John Hejduk: Three Projects
Third Floor Hallway Gallery
The Cooper Union
New York
Through October 3
On view this month at The Cooper Union John Hejduk: Three Projects offers a rare look back at the 1969 publication of the influential “Diamond Thesis” from John Hejduk, the New York Five giant and Irwin S. Chanin School of Architecture’s founding dean who began his teaching career there earlier that decade.
For the exhibition, organizers pried into the Architecture Archive in the interest of revisiting the foundations of Diamond Thesis. The show, mounted conspicuously on the walls of the Third Floor Hallway Gallery, displays drawings and other materials pertaining to his unbuilt Diamond Houses that were presented as conceptual tools in a 1967 Architectural League of New York exhibition. This latest exhibition showcases a trove of source documents relaying Hejduk’s propositions about what can be achieved by manipulating perspective and building form—ideas that substantiate the most essential dialogues on form and space to emerge from postmodernism.
Hejduk’s introduction of 90° axonometric projections into plans and drawings was inspired by an ongoing dialogue with his colleague Robert Slutzky on Cubism and rotational techniques in art and architecture. These helped guide a new understanding of how buildings shape and eventually become a living part of a total shared reality. Stan Allen, a former student of Hejduk, has elsewhere credited his mentor as having exhibited the most “complete description of the object.” Together with the other theoretical works of his cohort, they formed the first of several key experimental repositionings pertaining to the philosophy of space to have emerged from Postmodernism. Revisiting the work therefore provides a timely confrontation with design processes at a moment when pedagogy is once again reassessing drawing, abstraction, and generative frameworks in response to the transformative technological shifts that are taking place within architecture.
In Allen’s view and for other former pupils of Hejduk like The Cooper Union’s architecture program director, Steven Hillyer, the thesis constitutes an unprecedented innovation in the ways we conceptualize frontality and represent form. Students can translate inspiration from the drawings directly into their work in their adjacent studios, in the process teaching even more lessons—namely on the value of craftsmanship in representation—that are still an important aspect of the curriculum. It, more importantly, provides the public with the rare chance to see Hejduk’s original work outside of an academic archive. (I can attest their intellectual curiosity and the subsequent desire to dust off Mask of Medusa, which serves as a sort of bookend to the Diamond Thesis, from 1985.)

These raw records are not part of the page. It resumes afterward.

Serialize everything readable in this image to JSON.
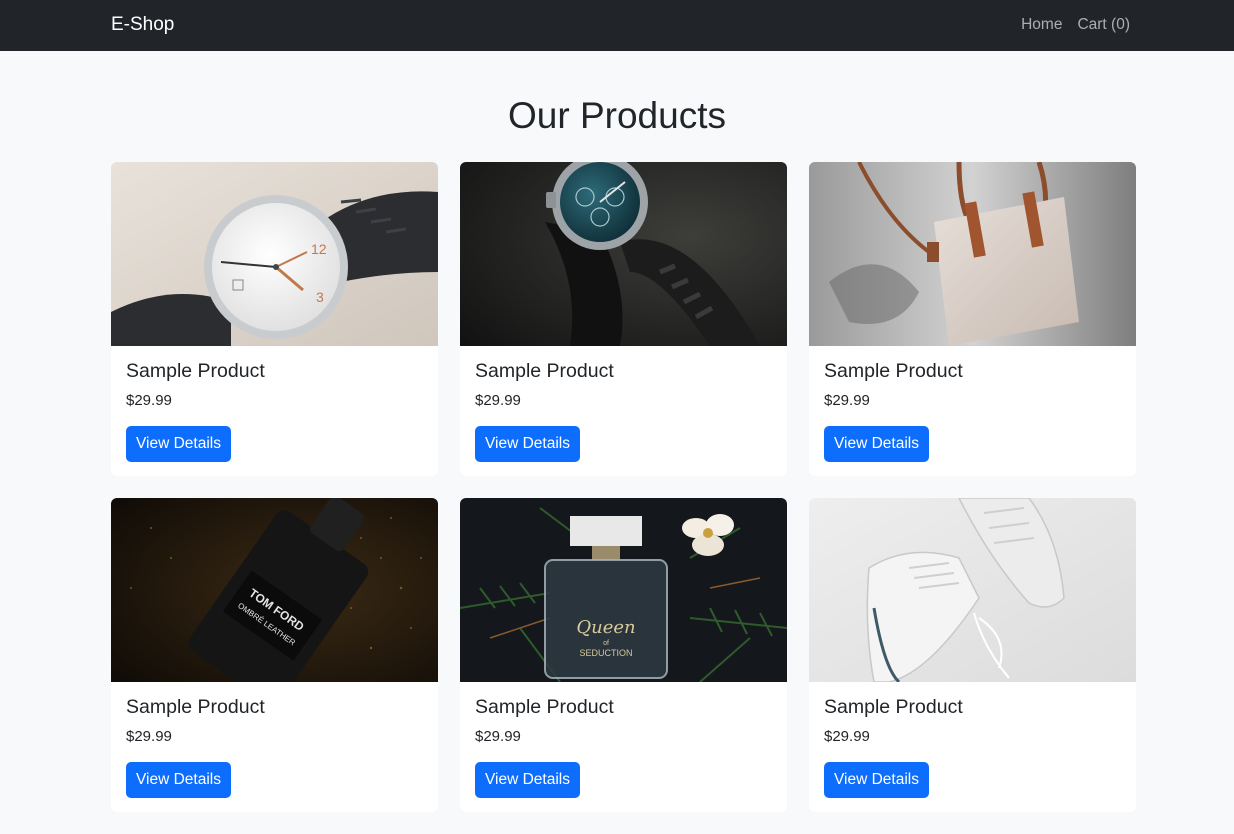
{
  "navbar": {
    "brand": "E-Shop",
    "links": [
      {
        "label": "Home"
      },
      {
        "label": "Cart (0)"
      }
    ]
  },
  "page_title": "Our Products",
  "products": [
    {
      "name": "Sample Product",
      "price": "$29.99",
      "button": "View Details",
      "image": "wristwatch-white-dial-photo"
    },
    {
      "name": "Sample Product",
      "price": "$29.99",
      "button": "View Details",
      "image": "chronograph-watch-dark-photo"
    },
    {
      "name": "Sample Product",
      "price": "$29.99",
      "button": "View Details",
      "image": "leather-tote-bag-photo"
    },
    {
      "name": "Sample Product",
      "price": "$29.99",
      "button": "View Details",
      "image": "cologne-bottle-black-photo",
      "image_text": [
        "TOM FORD",
        "OMBRÉ LEATHER"
      ]
    },
    {
      "name": "Sample Product",
      "price": "$29.99",
      "button": "View Details",
      "image": "perfume-bottle-pine-photo",
      "image_text": [
        "Queen",
        "of",
        "SEDUCTION"
      ]
    },
    {
      "name": "Sample Product",
      "price": "$29.99",
      "button": "View Details",
      "image": "white-sneakers-photo"
    }
  ],
  "colors": {
    "navbar_bg": "#212529",
    "page_bg": "#f8f9fa",
    "button_bg": "#0d6efd"
  }
}
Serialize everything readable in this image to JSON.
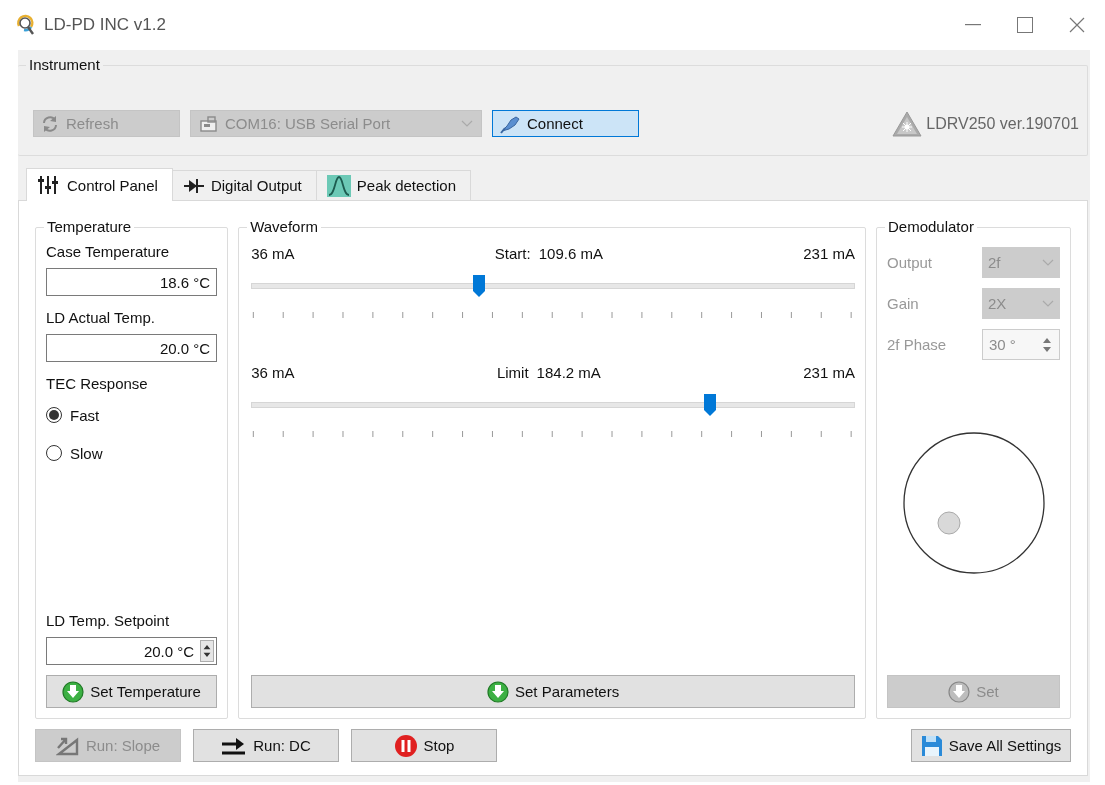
{
  "window": {
    "title": "LD-PD INC v1.2"
  },
  "instrument": {
    "title": "Instrument",
    "refresh": {
      "label": "Refresh",
      "disabled": true
    },
    "port": {
      "value": "COM16: USB Serial Port",
      "disabled": true
    },
    "connect": {
      "label": "Connect",
      "selected": true
    },
    "device": "LDRV250 ver.190701"
  },
  "tabs": [
    {
      "label": "Control Panel",
      "selected": true
    },
    {
      "label": "Digital Output",
      "selected": false
    },
    {
      "label": "Peak detection",
      "selected": false
    }
  ],
  "temperature": {
    "title": "Temperature",
    "case_label": "Case Temperature",
    "case_value": "18.6 °C",
    "actual_label": "LD Actual Temp.",
    "actual_value": "20.0 °C",
    "tec_label": "TEC Response",
    "tec_options": [
      {
        "label": "Fast",
        "selected": true
      },
      {
        "label": "Slow",
        "selected": false
      }
    ],
    "setpoint_label": "LD Temp. Setpoint",
    "setpoint_value": "20.0 °C",
    "set_button": "Set Temperature"
  },
  "waveform": {
    "title": "Waveform",
    "sliders": [
      {
        "min": "36 mA",
        "caption": "Start:",
        "reading": "109.6 mA",
        "max": "231 mA",
        "level": 0.377
      },
      {
        "min": "36 mA",
        "caption": "Limit",
        "reading": "184.2 mA",
        "max": "231 mA",
        "level": 0.76
      }
    ],
    "set_button": "Set Parameters"
  },
  "demodulator": {
    "title": "Demodulator",
    "fields": [
      {
        "label": "Output",
        "value": "2f",
        "kind": "dropdown",
        "disabled": true
      },
      {
        "label": "Gain",
        "value": "2X",
        "kind": "dropdown",
        "disabled": true
      },
      {
        "label": "2f Phase",
        "value": "30 °",
        "kind": "spinner",
        "disabled": true
      }
    ],
    "set_button": {
      "label": "Set",
      "disabled": true
    }
  },
  "actions": [
    {
      "label": "Run: Slope",
      "disabled": true
    },
    {
      "label": "Run: DC",
      "disabled": false
    },
    {
      "label": "Stop",
      "disabled": false
    }
  ],
  "save_button": "Save All Settings"
}
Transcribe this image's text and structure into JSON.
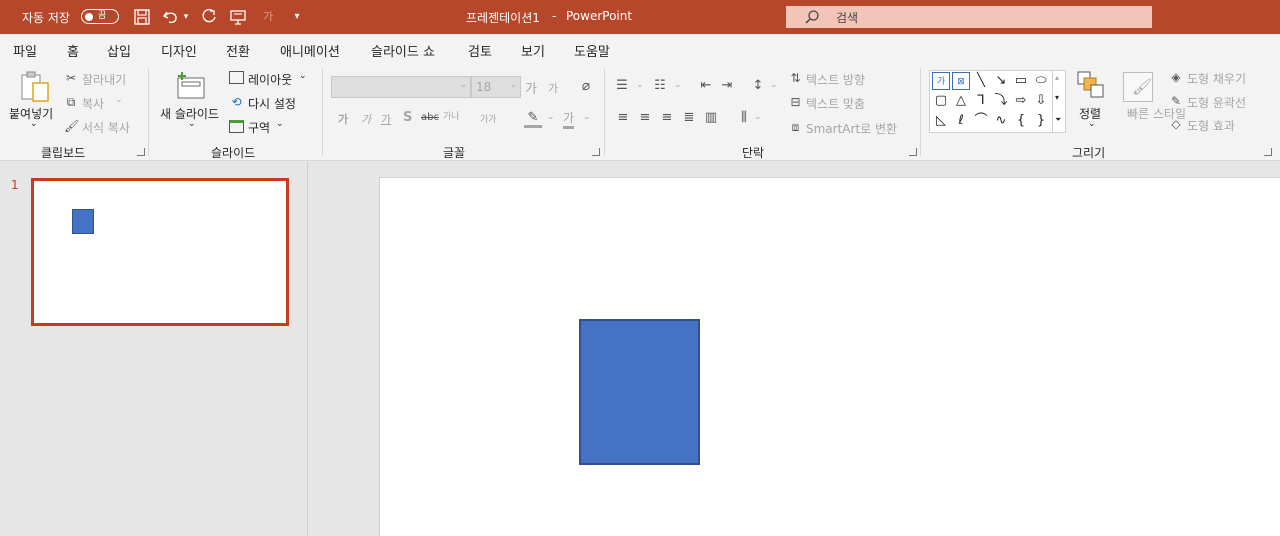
{
  "titlebar": {
    "autosave_label": "자동 저장",
    "autosave_state": "끔",
    "title": "프레젠테이션1",
    "separator": "-",
    "app_name": "PowerPoint",
    "search_placeholder": "검색",
    "bg_color": "#b7472a",
    "qat_icons": [
      "save-icon",
      "undo-icon",
      "redo-icon",
      "start-from-beginning-icon",
      "font-color-icon",
      "customize-qat-icon"
    ]
  },
  "tabs": [
    {
      "label": "파일"
    },
    {
      "label": "홈",
      "active": true
    },
    {
      "label": "삽입"
    },
    {
      "label": "디자인"
    },
    {
      "label": "전환"
    },
    {
      "label": "애니메이션"
    },
    {
      "label": "슬라이드 쇼"
    },
    {
      "label": "검토"
    },
    {
      "label": "보기"
    },
    {
      "label": "도움말"
    }
  ],
  "ribbon": {
    "clipboard": {
      "group_label": "클립보드",
      "paste": "붙여넣기",
      "cut": "잘라내기",
      "copy": "복사",
      "format_painter": "서식 복사"
    },
    "slides": {
      "group_label": "슬라이드",
      "new_slide": "새 슬라이드",
      "layout": "레이아웃",
      "reset": "다시 설정",
      "section": "구역"
    },
    "font": {
      "group_label": "글꼴",
      "font_name": "",
      "font_size": "18",
      "grow": "가",
      "shrink": "가",
      "bold": "가",
      "italic": "가",
      "underline": "가",
      "strike": "S",
      "spacing": "가나",
      "case": "가가",
      "font_color": "가"
    },
    "paragraph": {
      "group_label": "단락",
      "text_direction": "텍스트 방향",
      "align_text": "텍스트 맞춤",
      "smartart": "SmartArt로 변환"
    },
    "drawing": {
      "group_label": "그리기",
      "arrange": "정렬",
      "quick_styles": "빠른 스타일",
      "shape_fill": "도형 채우기",
      "shape_outline": "도형 윤곽선",
      "shape_effects": "도형 효과",
      "text_box_glyph": "가",
      "brace_open": "{",
      "brace_close": "}"
    }
  },
  "slides_pane": {
    "slides": [
      {
        "number": "1"
      }
    ]
  },
  "colors": {
    "accent": "#c43e1c",
    "shape_fill": "#4472c4",
    "shape_border": "#2f528f"
  }
}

Today, while a flat mode of representation has come to permeate the discipline, the reproduced rapidograph drawings and other contextualizing documents included help to, as Hillyer puts it, “tether” the concept to better-known explorations of the nine-square grid problem and the later evocations of still life painting in residential designs that Hejduk pursued in the years to follow.



Aside from the obvious archival interest, the exhibition—which derives its strength from the private collections of historian Joan Ockman and others in addition to The Cooper Union’s robust Architecture Archive—succeeds in its desire to make an argument for the continued relevance of John Hejduk’s disagreement with architectural convention in the machine age.
Though the limitations of the hallway mean it is not entirely comprehensive, leaving out an untold trove of corresponding student work that would have calibrated the academic context in better dialogue with its hallowed setting (renovated by Hejduk) from 1961–1974), it is still effective as a simple presentation of (what are for many) the abstruse concepts at the front of a remarkable career. Hillyer related this to his position that the materials included in Three Projects likewise denote a “moment in an architect’s trajectory; and so, in highlighting that, [it] gives people the ability to think about their own paths and what they’re exploring at this moment.”

Three Projects is the first of three fall semester exhibits being staged inside the Foundation Building’s Hallway Gallery, where it takes advantage of the captive flow of students to engage in active learning opportunities. It will remain on view to the public through October 3. It precedes a facsimile reprinting of all ten editions of the Archigram magazine that opens on October 14.
Josh Niland is a writer and editor with work published in Artnet, Architectural Digest, Artforum, Hyperallergic, WHITEHOT magazine, and the Boston Phoenix. He holds a degree in philosophy from Boston University and worked previously as the featured staff writer at Archinect.